Global data on migration
Citizenship and migration have to a large extent remained national matters; there is no World Migration Organisation and international migration law is an umbrella term covering a variety of principles and rules that belong to different branches of international law. Global data on for example migration flows, national migration policies, forced displacement and remittances are provided by the International Organisation for Migration’s Migration Data Portal, the Migration Policy Institute’s Migration Data Hub, and the Migrant Integration Policy Index (MIPEX) – the latter with a focus on Europe and immigrant integration.
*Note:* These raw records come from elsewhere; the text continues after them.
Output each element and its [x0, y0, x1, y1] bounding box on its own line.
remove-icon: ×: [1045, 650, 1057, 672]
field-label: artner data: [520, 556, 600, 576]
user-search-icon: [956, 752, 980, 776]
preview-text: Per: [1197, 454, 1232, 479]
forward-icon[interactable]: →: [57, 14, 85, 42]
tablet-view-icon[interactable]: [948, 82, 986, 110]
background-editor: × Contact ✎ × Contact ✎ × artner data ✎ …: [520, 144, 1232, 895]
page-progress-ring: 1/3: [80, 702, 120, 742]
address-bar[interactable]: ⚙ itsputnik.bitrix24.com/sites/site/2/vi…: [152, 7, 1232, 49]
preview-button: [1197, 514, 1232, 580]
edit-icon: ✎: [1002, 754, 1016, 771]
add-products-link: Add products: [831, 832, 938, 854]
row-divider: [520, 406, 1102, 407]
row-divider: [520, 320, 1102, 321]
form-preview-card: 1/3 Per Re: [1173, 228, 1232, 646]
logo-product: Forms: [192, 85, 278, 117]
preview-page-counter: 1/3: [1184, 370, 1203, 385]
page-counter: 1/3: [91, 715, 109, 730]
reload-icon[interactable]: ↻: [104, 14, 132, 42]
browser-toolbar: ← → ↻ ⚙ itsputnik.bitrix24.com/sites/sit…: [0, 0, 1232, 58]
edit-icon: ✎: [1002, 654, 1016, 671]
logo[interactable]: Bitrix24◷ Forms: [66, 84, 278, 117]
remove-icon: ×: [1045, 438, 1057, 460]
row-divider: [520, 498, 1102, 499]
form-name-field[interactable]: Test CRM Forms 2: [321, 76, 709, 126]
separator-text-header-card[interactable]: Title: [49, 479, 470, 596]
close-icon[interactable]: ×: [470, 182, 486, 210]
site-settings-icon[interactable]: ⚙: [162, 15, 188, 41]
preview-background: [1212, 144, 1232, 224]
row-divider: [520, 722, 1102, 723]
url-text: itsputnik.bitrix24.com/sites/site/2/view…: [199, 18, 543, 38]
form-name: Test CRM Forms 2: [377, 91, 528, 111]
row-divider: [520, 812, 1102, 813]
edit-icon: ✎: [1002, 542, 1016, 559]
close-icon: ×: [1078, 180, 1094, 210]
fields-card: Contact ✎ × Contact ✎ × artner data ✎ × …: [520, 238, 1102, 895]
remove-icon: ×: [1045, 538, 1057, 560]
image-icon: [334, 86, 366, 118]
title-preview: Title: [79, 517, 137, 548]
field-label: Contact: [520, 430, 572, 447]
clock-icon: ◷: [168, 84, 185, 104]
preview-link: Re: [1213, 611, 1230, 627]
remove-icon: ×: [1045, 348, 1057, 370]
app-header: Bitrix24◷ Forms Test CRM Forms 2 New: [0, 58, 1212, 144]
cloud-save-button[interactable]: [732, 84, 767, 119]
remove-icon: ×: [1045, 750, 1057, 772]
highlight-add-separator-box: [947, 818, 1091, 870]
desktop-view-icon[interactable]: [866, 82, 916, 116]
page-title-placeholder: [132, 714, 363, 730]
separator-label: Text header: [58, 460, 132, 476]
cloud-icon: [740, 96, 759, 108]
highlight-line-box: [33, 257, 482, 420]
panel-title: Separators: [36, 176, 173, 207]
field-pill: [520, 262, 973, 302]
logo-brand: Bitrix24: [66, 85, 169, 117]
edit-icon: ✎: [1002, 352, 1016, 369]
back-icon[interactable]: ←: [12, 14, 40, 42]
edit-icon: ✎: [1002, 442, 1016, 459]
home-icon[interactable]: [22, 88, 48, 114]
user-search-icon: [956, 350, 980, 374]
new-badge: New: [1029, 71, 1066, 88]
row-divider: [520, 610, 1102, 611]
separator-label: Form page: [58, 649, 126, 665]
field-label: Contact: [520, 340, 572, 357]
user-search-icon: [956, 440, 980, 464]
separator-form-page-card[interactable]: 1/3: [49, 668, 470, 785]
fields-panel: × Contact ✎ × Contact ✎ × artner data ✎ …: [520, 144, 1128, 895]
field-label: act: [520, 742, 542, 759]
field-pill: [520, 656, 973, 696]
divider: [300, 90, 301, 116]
While there is no lack of data, an interesting new initiative – the Global Mobilities Project – aims to create a Global Mobilities Database to overcome the compartmentalization of most of the current empirical research:
Mobility across state borders is a key feature of our age. The number of transnational asylum-seekers, migrants, tourists, students, and refugees, not to mention the number
of cross-border phone calls and online interactions, has grown rapidly—and often exponentially—over the last decades … Thus far, however, empirical research on the topic has remained compartmentalized, with most studies being restricted to a particular country pair or region; migration scholars focusing on migration, education scholars on student exchange, and so forth. To date, no project has aimed at collecting a comprehensive, up-to-date global database of the many different forms of human mobility, from long-term resettlement to everyday commuting, and, then, analyzed them simultaneously in an integrated way.
There is a clear trend to advance overarching instruments that remedy the scattered nature of the migration field. The Model International Mobility Convention, developed by academics and policy makers and finalised in 2017, similarly tries to bring all those who cross state borders under a single framework:
In 213 articles divided over eight chapters, the Convention establishes both the minimum rights afforded to all people who cross state borders as visitors, and the special rights afforded to tourists, students, migrant workers, investors and residents, forced migrants, refugees, migrant victims of trafficking and migrants caught in countries in crisis. Some of these categories are covered by existing international legal regimes. However, in this Convention these groups are for the first time brought together under a single framework.